A Case Study of an Optimized Intermittent Ventilation Strategy Based on CFD Modeling and the Concept of FCT

Abstract

With the increasing operation costs and implementation of carbon tax in the underground coal mining systems, a cost-effective ventilation system with well methane removal efficiency becomes highly required. Since the intermittent ventilation provides a novel approach in energy saving, there still exists some scientific issues. This paper adopts the design concept of frequency conversion technology (FCT) to the ventilation pattern design for the first time, and an optimized intermittent ventilation strategy is proposed.
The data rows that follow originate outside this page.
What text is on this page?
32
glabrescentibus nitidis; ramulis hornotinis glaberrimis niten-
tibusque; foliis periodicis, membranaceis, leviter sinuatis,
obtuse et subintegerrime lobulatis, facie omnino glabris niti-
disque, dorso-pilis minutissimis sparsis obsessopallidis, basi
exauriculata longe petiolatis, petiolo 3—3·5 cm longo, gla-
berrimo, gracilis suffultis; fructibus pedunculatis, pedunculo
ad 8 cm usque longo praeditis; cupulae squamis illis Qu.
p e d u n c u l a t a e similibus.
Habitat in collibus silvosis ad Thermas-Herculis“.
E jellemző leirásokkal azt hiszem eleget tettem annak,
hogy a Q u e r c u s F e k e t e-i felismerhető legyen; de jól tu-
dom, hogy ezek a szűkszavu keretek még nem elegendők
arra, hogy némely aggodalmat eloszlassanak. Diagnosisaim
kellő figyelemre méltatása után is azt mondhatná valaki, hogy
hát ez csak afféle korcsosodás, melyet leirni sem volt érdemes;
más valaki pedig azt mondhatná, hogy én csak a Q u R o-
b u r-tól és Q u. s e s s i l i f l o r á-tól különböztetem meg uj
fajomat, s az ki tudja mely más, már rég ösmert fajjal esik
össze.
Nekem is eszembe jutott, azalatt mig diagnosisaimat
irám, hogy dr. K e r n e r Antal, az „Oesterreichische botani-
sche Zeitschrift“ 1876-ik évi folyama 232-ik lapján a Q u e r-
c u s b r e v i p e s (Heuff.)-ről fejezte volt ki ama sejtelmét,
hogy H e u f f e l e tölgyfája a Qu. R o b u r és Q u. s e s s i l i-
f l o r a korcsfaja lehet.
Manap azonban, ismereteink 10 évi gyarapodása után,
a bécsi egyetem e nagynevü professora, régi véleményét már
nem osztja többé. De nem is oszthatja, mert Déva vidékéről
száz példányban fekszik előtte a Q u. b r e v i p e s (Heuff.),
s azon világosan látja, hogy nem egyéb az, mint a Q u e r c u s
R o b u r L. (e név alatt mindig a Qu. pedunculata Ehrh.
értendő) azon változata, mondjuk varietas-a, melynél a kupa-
Specifically, a real excavation laneway of a coal mine in China is established as the physical model, and computational fluid dynamic (CFD) approaches are utilized to investigate the spatiotemporal characteristics of airflow behavior and methane distribution. Plus, the period of intermittency and appropriate air velocity are scientifically defined based on the conception of FCT by conducting the parametric studies. Therefore, an optimized case is brought out with well methane removal efficiency and remarkable energy reduction of 39.2% in a ventilation period. Furthermore, the simulation result is verified to be reliable by comparing with field measurements. The result demonstrates that a balance of significant energy saving and the methane removal requirement based on the concept of FTC is possible, which could in turn provide good operational support for FTC.